Terdapat banyak contoh sedekah nonmateri yang dapat dilakukan sebagai sarana mendekatkan diri kepada Allah SWT. Semua perbuatan tersebut akan sah jika dilakukan dengan ikhlas karena Allah SWT. Beberapa contoh sedekah nonmateri seperti yang dirangkum dari sumber sebelumnya dan buku Cantik dengan Sedekah karya Indriya Rusmana Dani dan Muthia Esfand sebagai berikut.

1. Membaca Tasbih, Tahlil, dan Tahmid

Orang yang tidak mampu bersedekah dengan materi dapat menggantinya dengan membaca tasbih, tahlil, dan tahmid. Bahkan, Rasulullah SAW memerintahkan umatnya untuk membaca tiga bacaan tersebut. Selain bernilai ibadah kepada Allah SWT, ketiga kalimat itu juga menjadi pemberat amal baik ketika di akhirat kelak.

Rasulullah SAW bersabda, “Bukankah Allah telah menjadikan untukmu sesuatu yang dapat disedekahkan? Yaitu setiap tasbih adalah sedekah, setiap tahmid adalah sedekah, setiap tahlil adalah sedekah, menyuruh kebaikan adalah sedekah, melarang kemungkaran adalah sedekah dan hubungan intim kalian (dengan istri) adalah sedekah.”

Para sahabat kemudian bertanya, “Wahai Rasulullah, apakah salah seorang diantara kami yang melampiaskan syahwatnya mendapatkan pahala?” Rasulullah SAW menjawab, “Bagaimana pendapat kalian jika ia melampiaskan syahwatnya pada yang haram, apakah ia berdosa? Demikian juga jika melampiaskannya kepada yang halal, maka ia mendapatkan pahala.” (HR Muslim)

Pasti setiap orang pernah melihat orang yang salah jalan dan sebagainya. Maka tugas sebagai orang yang beriman adalah membantunya untuk menunjukkan jalan yang benar.

Ternyata, menunjukkan jalan adalah salah satu contoh sedekah nonmateri. Rasulullah SAW bersabda, “Memberikan petunjuk kepada orang yang tersesat adalah sedekah bagimu, menuntun orang yang kurang baik penglihatannya adalah sedekah bagimu.” (HR Tirmidzi)

Dalam hadits lain Rasulullah SAW bersabda, “Memberi petunjuk kepada seorang tunanetra, memberi isyarat kepada seorang tunarungu, menuntun orang yang meminta petunjuk atas kebutuhannya adalah sedekah.” (HR Ahmad)

3. Mengajarkan Ilmu kepada Muslim Lainnya

Seseorang sudah semestinya mengamalkan (mengajarkan) ilmunya kepada orang lain.

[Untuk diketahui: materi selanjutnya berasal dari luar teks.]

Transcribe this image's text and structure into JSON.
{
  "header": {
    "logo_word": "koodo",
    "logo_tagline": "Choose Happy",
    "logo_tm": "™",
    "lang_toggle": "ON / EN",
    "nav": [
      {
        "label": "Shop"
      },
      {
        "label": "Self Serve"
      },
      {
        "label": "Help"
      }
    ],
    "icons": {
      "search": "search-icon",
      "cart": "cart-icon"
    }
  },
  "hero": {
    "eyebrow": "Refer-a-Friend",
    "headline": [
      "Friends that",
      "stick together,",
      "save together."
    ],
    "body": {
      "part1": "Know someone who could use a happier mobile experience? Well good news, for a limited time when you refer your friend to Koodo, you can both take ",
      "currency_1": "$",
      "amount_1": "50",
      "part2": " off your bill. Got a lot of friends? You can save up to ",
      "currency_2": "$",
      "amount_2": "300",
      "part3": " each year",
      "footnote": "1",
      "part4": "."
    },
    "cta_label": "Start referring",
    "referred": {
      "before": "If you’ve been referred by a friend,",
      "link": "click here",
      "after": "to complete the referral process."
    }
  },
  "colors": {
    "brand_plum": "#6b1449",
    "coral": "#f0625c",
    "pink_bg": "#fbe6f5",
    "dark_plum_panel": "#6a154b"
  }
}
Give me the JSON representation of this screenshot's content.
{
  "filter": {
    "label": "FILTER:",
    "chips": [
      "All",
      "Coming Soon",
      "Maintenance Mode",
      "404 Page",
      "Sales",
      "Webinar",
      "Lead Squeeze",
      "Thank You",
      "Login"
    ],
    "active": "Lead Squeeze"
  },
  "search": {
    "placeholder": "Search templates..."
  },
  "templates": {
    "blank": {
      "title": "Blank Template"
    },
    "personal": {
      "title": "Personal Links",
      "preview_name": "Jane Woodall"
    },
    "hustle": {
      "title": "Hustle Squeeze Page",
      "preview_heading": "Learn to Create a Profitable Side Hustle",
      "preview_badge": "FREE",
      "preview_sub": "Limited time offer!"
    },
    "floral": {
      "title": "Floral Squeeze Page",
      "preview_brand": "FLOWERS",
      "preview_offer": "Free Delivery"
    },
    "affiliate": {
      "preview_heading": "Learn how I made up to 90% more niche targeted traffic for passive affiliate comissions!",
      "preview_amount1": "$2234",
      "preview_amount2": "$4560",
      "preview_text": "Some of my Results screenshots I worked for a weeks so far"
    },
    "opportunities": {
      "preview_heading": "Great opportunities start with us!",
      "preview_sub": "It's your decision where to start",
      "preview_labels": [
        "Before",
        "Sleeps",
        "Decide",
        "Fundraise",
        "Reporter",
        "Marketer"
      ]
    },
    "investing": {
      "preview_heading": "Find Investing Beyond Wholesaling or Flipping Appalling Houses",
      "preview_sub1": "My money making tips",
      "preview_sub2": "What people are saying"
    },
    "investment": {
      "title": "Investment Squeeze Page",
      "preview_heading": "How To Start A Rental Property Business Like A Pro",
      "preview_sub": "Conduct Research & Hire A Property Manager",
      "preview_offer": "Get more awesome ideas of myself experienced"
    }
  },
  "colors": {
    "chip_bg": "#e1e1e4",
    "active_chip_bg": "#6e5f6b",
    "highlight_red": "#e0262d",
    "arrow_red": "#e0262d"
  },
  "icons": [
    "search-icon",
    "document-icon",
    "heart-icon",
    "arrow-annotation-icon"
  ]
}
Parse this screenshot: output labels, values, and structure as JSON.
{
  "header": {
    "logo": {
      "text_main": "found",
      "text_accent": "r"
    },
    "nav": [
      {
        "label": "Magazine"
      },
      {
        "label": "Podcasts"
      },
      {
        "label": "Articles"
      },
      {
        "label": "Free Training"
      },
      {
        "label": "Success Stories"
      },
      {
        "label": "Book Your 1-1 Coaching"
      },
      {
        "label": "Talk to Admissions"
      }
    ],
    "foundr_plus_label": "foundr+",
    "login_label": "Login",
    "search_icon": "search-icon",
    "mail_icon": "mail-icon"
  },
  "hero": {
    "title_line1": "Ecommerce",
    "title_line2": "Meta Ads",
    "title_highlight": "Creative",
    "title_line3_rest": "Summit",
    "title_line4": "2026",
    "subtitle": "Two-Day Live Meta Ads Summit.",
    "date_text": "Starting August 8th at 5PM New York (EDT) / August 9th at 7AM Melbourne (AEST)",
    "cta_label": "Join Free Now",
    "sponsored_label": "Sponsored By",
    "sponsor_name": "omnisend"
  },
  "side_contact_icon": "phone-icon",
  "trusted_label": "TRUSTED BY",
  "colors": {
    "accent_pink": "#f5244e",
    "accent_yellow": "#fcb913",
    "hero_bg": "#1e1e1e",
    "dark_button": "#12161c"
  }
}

Sebab, ilmu yang diajarkan tidak akan pernah berkurang, justru akan semakin bertambah.

Salah satu keutamaan mengajarkan ilmu adalah bernilai sedekah. Selain itu, telah disebutkan dalam sebuah riwayat oleh Sahl bin Anas bin Muadz dari ayahnya, “Barang siapa yang mengajarkan ilmu, maka ia mendapatkan pahala orang yang mengamalkan (ilmunya), tanpa mengurangi pahala orang yang mengamalkan tadi.”

4. Membaca Al-Qur’an

Membaca Al-Qur’an, mengkaji, dan mengamalkan kandungannya adalah sedekah. Rasulullah SAW bersabda,

“Barang siapa membaca satu huruf dalam Kitab Allah maka ia mendapatkan satu kebaikan, dan satu kebaikan berlipat sepuluh kali. Aku tidak mengatakan alif lam mim sebagai satu huruf, akan tetapi alif satu huruf, lam satu huruf, dan mim satu huruf.” (HR Tirmidzi)

5. Membaca Sholawat

Sholawat adalah sedekah seorang hamba terhadap dirinya sekaligus doa yang ditujukan kepada Rasulullah SAW. Seseorang yang membaca sholawat akan mendapatkan balasan dari Allah SWT.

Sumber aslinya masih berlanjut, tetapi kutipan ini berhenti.